Photon and Neutron community (Umbrella)
The Umbrella is an identity system designed by the European Photon and Neutron source facilities (PaNs’). It aims to make life easier and science more productive both for the facilities and their users. The Umbrella first of all provides any PaN-user (and effectively anyone interested in scientific discovery) with a unique identity, the UmbrellaID. Equipped with such an ID a user can virtually access the facilities with a single sign-on. Since the same Identity is known at each of the facilities, a user can more simply access or share data, manage administrative processes or make use of services and infrastructures provided by the PaNs’. The Umbrella is a joint project of the PaNs’ and other facilities with similar needs for an Identity Management System. The joint nature of this undertaking is the major benefit for the facilities. It permits to share the efforts for developing and maintaining the Umbrella system. Services offered by one of the facilities can be used by any of the users, which allows sharing of services within the Umbrella federation, which not only reduces the overall maintenance efforts but also leads to a richer eco-system of services for the user communities.

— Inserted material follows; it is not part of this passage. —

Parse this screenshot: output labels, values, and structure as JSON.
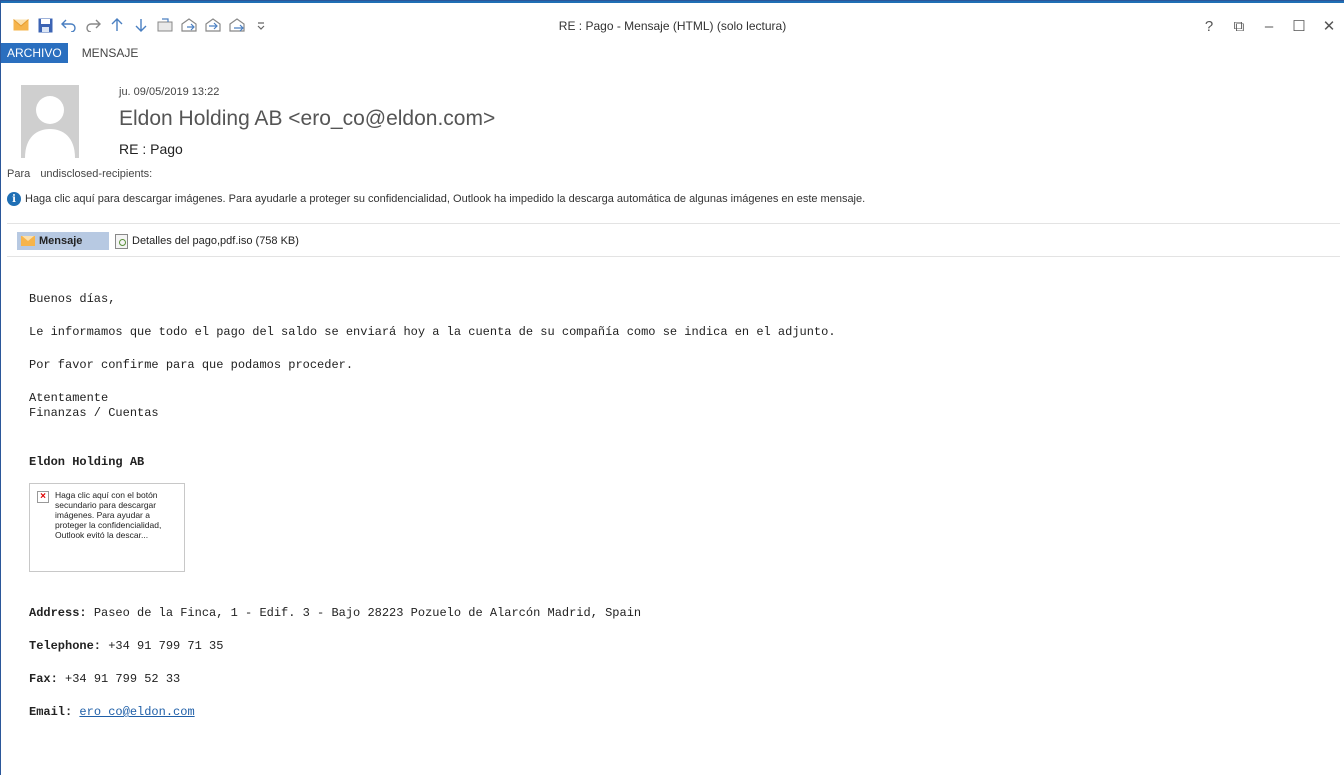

Future user operation at large scale facilities enforces user needs which are asking for a unique persistent user identification to have unified access to the following functionalities: a) 40% of the users do experiments at different facilities and need transfacility access, b) need for access to and management of experimental data, c) online entry mode: remote experiment access, d) access to efficient data analysis tools, e) remote file access, f) minimal administration load for users.
Umbrella is part of several FP7 projects namely: EuroFEL- ESFRI project Free Electron Lasers of Europe, PaNData-Europe & PaNData ODI- FP7 projects, CRISP – Cluster project of different ESFRI projects, CALIPSO – I3 synchrotron community, NMI3 - I3 neutron community, BioStruct-X –structural biology with synchrtron radiation 
Adopted Authentication & Authorisation Technologies
The photon and neutron community is using the Umbrella infrastructure for authorization. The technologies relevant for the community are SAML2 and X509 certificates.
Umbrella users are using credentials from their institutional IdPs and the federation in eduGAIN is an added value, alternatively users who cannot access to a federated IdP can use the catch-all IdP provided by Umbrella itself.
For the photon and neutron use cases AAI must support: easy single sign on solution, web based and non-web applications, delegation.
Attribute release policies
Not relevant.
LoA management
LoA management is relevant for the Umbrella use case.
Attribute management and community managed authorization
The community has already an unique identifier for the users. This is provided by the Umbrella infrastructure, since this has been a very important requirement for the community use case from the beginning.
Authorization based on community attributes is less relevant for the photon and neutron use case, since the authorization is entirely regulated by the service providers who enable users to access their services.